Sacar bendiciones aleccionadoras del sinfín sin fondo de una desgracia constituye una de las enseñanzas más altas que nos pueden dar nuestros semejantes. Algunas lecciones extremas me las han dado sobrevivientes del infierno de Auswichtz, y les agradezco que me dejaran saber que hasta de aquel espacio atroz de odio se puede emerger mejor persona. Hace mucho escuché a Victor Frankl, maestro del más radical optimismo pragmático, quien en su libro testimonial Man's Search for Meaning atestigua que quienes sobrevivían las atrocidades del campo de exterminio no eran los más vigososos o jóvenes, sino los que tenían una razón de vivir.
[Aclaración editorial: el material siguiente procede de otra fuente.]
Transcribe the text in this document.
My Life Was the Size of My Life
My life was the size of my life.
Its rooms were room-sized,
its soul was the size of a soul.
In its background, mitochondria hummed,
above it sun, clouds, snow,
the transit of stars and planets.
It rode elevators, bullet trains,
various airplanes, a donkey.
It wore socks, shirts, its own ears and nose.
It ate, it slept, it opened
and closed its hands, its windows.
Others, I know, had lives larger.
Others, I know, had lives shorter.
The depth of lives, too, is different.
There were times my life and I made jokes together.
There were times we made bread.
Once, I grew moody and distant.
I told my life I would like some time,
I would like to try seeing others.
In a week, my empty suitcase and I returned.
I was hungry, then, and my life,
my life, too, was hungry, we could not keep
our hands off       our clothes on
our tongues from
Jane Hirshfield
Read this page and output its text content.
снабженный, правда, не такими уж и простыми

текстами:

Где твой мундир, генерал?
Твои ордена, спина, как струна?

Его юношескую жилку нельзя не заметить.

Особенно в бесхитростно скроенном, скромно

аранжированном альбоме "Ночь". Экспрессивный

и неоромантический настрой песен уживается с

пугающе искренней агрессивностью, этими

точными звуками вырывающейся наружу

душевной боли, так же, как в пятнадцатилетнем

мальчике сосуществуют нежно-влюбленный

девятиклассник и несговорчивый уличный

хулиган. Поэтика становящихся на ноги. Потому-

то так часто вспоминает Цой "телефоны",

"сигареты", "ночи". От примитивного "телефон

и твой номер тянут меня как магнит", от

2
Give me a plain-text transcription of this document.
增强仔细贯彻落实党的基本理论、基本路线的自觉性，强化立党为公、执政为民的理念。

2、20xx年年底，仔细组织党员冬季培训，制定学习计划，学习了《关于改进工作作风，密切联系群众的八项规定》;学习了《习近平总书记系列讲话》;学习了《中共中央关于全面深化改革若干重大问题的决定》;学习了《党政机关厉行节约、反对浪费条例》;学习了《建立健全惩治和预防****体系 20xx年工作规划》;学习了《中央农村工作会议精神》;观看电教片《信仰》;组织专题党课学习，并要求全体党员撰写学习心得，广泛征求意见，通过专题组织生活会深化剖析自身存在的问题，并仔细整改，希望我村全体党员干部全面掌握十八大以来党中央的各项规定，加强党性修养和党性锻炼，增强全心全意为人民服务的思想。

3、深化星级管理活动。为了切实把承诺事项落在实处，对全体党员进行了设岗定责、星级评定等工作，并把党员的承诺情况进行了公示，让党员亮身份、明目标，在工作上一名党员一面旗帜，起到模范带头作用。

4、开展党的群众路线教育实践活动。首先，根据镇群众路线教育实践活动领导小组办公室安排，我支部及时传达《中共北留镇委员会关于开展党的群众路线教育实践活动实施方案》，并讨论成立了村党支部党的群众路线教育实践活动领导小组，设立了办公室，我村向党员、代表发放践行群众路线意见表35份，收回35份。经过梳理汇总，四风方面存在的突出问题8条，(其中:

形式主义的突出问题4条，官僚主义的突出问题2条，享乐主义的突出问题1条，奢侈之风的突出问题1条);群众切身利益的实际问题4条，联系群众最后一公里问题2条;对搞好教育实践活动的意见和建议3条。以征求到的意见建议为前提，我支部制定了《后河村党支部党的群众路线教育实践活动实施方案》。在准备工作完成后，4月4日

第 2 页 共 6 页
Cualquiera que fuera: su fe religiosa, reencontrar un ser querido o escribir un libro. Como resultado de su vivencia en Auswichtz Frankl caminaba con mucha dificultad. Aun me parece ver cómo el Rector de la Universidad de Puerto Rico, Jaime Benítez, lo tuvo que ayudar a subir los peldaños para que pudiera acceder al escenario. Una vez allí, atestigüamos el prodigio: Frankl no nos habló de los tormentos del campo deconcentración, sino de cómo se superaban. No conservaba ninguna reliquia de odio, ni la más mínima queja, ni mucho menos tenía necesidad de vindicación: solo nos regaló la magia de una sonrisa compasiva que todo lo perdonaba y todo lo envolvía. He conocido a otros sobrevivientes de Auswichtz tan valientes como Frankl: Dios pone estos santos laicos, auténticos seres de luz en nuestro camino, para que sepamos que del abismo de sufrimiento más extremo pueden surgir ángeles.
O, al menos, gente emprendedora.
Señalo heroísmos extremos como estos para dejar en claro que no es imposible superarnos y echar a andar de nuevo a Puerto Rico después de un huracán como María. Si en vez de hundirnos en nuestra miseria creemos de veras en esta tierra que nos vio nacer, podríamos ayudarla a salir adelante. Si las plantas y los árboles han reverdecido con su alegría impertérrita, ¿por qué los puertorrriqueños no podemos hacerlo?
Pese a todo lo dicho, admito que aun me queda un miedo: que en este aniversario luctuoso de septiembre tengamos que seguir recordando obsesivamente el paso de María cada día del año. Que no podamos abrir la prensa ni escuchar las noticias sin que nos agobie un torrente reiterado de denuncias y quejas insatisfechas. Cuando llegue el momento en que los medios noticiosos ya no mencionen el siniestro, será un día de fiesta para Puerto Rico. Y estas palabras que hoy escribo habrán quedado obsoletas.
Entonces podré cerrar el capítulo del miedo.